Example of Data Flow
Section 5: Defining Data Structures
This provides a view of the elements that make up the data structure, and is often described using algebraic notation. Data structures are necessary whenever multiple data elements must be grouped together to adequately convey a single piece of information.
- Structure ID: optional identification number
- structure name: the text that appears on the diagram and referenced in all descriptions using the data structure (attach "-S" to indicate structure)
- content: the data elements or structural records that make up the data structure
- used in: indicates which data flows or data stores use the data structure
- comments or notations

Example of Data Structure
Section 6: Defining Data Elements
Each data element should be defined only once in the data dictionary.
- Element ID: optional identification number
- element name: unique and descriptive; derived from user environment
- aliases: synonyms or other names for the element, such as names used for the same element within different systems such as CUSTOMER NUMBER and CLIENT NUMBER
- general description of data element
- base or derived element: base elements are entered into the system, derived elements are the result of calculations
- element length: stored length
- element type: numeric, date, alphabetic, alphanumeric
- input and output format: edit mask indicating how data is presented
- validation criteria: range of values, possible values, code list
- default values: value that the element assumes if no other is supplied
- used by: data structures and data stores in which the element is used

Example of Data Element
Section 7: Defining Data Stores
Data stores are created for each different data entity being stored.
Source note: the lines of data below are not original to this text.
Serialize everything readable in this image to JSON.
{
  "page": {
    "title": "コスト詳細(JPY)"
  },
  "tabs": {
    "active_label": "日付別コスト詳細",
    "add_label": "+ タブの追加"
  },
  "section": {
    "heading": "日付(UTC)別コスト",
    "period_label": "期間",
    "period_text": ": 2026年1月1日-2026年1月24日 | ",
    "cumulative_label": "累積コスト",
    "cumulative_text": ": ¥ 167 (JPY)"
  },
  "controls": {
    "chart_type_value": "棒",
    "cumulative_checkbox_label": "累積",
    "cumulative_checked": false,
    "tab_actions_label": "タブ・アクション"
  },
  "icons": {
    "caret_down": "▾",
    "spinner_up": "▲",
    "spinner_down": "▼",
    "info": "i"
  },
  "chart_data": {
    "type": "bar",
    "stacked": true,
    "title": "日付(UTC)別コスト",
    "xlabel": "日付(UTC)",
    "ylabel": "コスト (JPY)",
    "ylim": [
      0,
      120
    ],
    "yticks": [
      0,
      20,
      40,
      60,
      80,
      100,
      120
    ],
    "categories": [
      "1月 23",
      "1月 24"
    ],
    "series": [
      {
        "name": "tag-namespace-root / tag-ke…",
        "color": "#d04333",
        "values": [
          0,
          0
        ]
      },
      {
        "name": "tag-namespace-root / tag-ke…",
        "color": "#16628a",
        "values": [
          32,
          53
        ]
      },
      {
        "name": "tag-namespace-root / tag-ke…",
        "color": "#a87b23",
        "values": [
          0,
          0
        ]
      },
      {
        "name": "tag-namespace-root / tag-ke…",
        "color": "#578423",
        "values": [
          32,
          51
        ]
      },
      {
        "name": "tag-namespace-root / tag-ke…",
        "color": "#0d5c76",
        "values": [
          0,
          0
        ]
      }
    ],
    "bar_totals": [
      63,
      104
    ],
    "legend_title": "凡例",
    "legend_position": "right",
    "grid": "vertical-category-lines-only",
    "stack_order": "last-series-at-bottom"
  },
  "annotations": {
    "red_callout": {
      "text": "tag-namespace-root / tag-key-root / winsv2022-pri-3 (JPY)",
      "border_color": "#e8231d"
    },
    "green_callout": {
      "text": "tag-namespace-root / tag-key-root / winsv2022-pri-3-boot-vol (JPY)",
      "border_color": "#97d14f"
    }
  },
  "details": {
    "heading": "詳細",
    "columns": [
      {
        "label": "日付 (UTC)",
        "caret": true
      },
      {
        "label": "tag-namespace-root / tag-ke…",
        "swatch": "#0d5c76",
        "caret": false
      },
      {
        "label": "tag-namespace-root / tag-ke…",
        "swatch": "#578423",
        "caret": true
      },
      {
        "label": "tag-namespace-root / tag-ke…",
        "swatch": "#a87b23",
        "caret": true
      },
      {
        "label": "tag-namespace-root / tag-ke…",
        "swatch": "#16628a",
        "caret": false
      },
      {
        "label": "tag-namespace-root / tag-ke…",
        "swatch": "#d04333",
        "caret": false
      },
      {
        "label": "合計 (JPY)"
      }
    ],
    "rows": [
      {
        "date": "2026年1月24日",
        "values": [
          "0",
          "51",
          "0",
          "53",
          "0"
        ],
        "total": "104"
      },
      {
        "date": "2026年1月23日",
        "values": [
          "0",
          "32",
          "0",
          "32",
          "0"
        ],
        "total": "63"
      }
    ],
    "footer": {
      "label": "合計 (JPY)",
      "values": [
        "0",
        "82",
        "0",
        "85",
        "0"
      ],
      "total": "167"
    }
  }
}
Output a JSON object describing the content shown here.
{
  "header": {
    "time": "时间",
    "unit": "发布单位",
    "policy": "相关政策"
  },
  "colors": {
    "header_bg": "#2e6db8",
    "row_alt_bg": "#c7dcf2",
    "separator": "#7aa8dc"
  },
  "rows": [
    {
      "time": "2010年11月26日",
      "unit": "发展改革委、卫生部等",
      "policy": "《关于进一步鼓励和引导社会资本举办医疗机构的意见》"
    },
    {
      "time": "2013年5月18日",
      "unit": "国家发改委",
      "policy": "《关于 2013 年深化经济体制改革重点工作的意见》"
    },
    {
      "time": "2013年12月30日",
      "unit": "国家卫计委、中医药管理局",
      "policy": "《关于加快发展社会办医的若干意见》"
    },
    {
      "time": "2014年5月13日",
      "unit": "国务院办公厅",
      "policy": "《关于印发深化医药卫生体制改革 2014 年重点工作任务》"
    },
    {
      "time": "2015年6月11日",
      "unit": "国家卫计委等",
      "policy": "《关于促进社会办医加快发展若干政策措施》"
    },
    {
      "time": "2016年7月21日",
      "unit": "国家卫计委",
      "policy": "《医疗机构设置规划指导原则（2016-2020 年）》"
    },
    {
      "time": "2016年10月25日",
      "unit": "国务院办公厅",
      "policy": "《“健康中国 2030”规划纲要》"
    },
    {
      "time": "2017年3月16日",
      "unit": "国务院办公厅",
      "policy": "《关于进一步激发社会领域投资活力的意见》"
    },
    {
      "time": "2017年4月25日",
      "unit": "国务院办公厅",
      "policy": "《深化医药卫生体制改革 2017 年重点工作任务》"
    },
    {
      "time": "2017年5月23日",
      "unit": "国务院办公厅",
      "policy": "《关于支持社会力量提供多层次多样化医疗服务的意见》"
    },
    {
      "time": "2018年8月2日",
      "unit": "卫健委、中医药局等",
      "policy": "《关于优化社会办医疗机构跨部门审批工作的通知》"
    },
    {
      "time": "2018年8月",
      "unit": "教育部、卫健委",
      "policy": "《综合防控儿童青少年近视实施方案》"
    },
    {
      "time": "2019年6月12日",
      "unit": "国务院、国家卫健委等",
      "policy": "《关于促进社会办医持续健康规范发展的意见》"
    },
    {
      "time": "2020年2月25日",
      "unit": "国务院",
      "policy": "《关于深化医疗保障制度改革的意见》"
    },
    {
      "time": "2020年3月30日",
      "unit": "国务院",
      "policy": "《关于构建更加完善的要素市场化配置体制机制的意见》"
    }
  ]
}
A data store is required whenever data elements and data structures are grouped together to form a structural record that must be retained for some period of time. A data store is created for each unique structural record.
- ID: optional identification number
- data store name: should be unique and descriptive
- alias: synonyms or other names for the data store
- general description of data store
- file type: manual or computerized
- file format: flat file or database file
- size: maximum or average number of records
- file name: name of actual file, if known
- content: data elements and data structures that make up the data store
- data flows in and out

Example of Data Store
Section 8: Benefits
- The ideal data dictionary is automated, interactive, and evolutionary.
- As the analyst learns about the organization's systems, data are added to the data dictionary.
- Automated data dictionaries allow dramatic improvements in the upkeep of documentation.
- If begun early, a data dictionary can save many hours of time in the analysis and design phases (especially in large projects).
- The data dictionary is one common source in the organization for answering questions and settling disputes about any aspect of data definition.
- A current data dictionary can serve as an excellent reference for maintenance efforts on unfamiliar systems.
- Automated data dictionaries can serve as references for both people and programs.